2. Önerilen test süresi ve popülasyonu
∴ Kimin test edilmesi gerekiyor?
→ Yaygın Enfeksiyonları Olan Hastalar
→Durumu daha erken teşhis edin, tedaviye hemen başlayın, ilacın etkinliğini daha hızlı izleyin ve tedavi planını gerektiği gibi ayarlayın.
→Enfeksiyon Şüphelisi Olan Hastalar
→İlaç kullanımını yönlendirmek için Gram pozitif (G+), Gram negatif (G-), virüsler vb. enfeksiyonlara yönelik durumu değerlendirin.

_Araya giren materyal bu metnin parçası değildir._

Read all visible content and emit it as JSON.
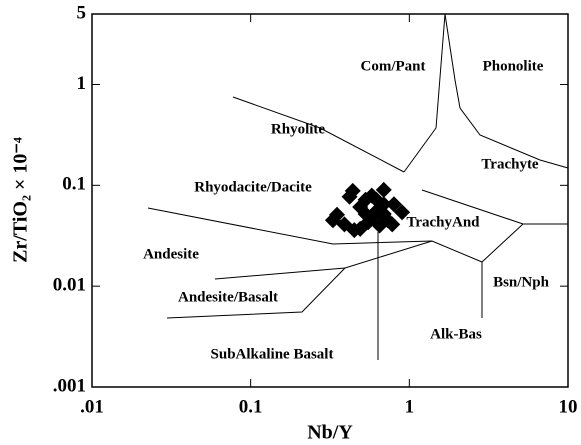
{
  "chart_data": {
    "type": "scatter",
    "xlabel": "Nb/Y",
    "ylabel": "Zr/TiO₂ × 10⁻⁴",
    "xscale": "log",
    "yscale": "log",
    "xlim": [
      0.01,
      10
    ],
    "ylim": [
      0.001,
      5
    ],
    "xticks": [
      {
        "value": 0.01,
        "label": ".01"
      },
      0.1,
      1,
      10
    ],
    "yticks": [
      {
        "value": 0.001,
        "label": ".001"
      },
      {
        "value": 0.01,
        "label": "0.01"
      },
      0.1,
      1,
      5
    ],
    "marker": "diamond",
    "color": "#000000",
    "x": [
      0.44,
      0.42,
      0.49,
      0.53,
      0.58,
      0.63,
      0.69,
      0.69,
      0.62,
      0.55,
      0.45,
      0.49,
      0.33,
      0.35,
      0.39,
      0.69,
      0.78,
      0.9,
      0.73,
      0.65,
      0.53,
      0.58,
      0.8
    ],
    "y": [
      0.088,
      0.077,
      0.061,
      0.052,
      0.048,
      0.057,
      0.065,
      0.09,
      0.072,
      0.043,
      0.036,
      0.037,
      0.045,
      0.051,
      0.041,
      0.052,
      0.041,
      0.054,
      0.045,
      0.04,
      0.072,
      0.079,
      0.065
    ],
    "annotations": [
      "Com/Pant",
      "Phonolite",
      "Rhyolite",
      "Trachyte",
      "Rhyodacite/Dacite",
      "TrachyAnd",
      "Andesite",
      "Bsn/Nph",
      "Andesite/Basalt",
      "Alk-Bas",
      "SubAlkaline Basalt"
    ]
  }
}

→Anti-enfektif (Antibakteriyel/Antiviral) veya Anti-inflamatuar (Nonsteroidal Anti-inflamatuar İlaçlar/İmmunomodülatörler vb.) Tedavisi alan Hastalar
→Tedavinin etkinliğini değerlendirin ve tedavi rejimini optimize edin.
→Şiddetli Pnömoni/ARDS/Şiddetli İnfluenza/Ciddi Enfeksiyonlar/Sistemik İnflamasyon/Sebebi Bilinmeyen Ateş Olan Hastalar
→Sitokin fırtınaları için erken uyarı sağlayın, hastaların inflamatuar/bağışıklık durumu (SIRS/CARS/MARS) arasında zamanında ayrım yapın ve kesin tedaviyi uygulayın.
∴ Test ne zaman yapılmalı?
→Hastaneye yatan hastaların ilk kabul takibi: Tedavi başlamadan önceki ile aynı olabilir.
→Şiddetli pnömoni/ARDS/ciddi enfeksiyonlar/kaynağı bilinmeyen ateş/grip/sistemik inflamasyonu olan hastalar: Günde bir kez izleyin.
→Anti-enfektif (antibakteriyel/antiviral) / Anti-inflamatuar (hormonlar/steroidal olmayan antiinflamatuar ilaçlar/immünomodülatörler vb.) tedavisi: Tedavi öncesi ve sonrası.
Ürünlerimizle ilgileniyorsanız ve daha fazla ayrıntı bilmek istiyorsanız, lütfen buraya bir mesaj bırakın, size mümkün olan en kısa sürede cevap vereceğiz.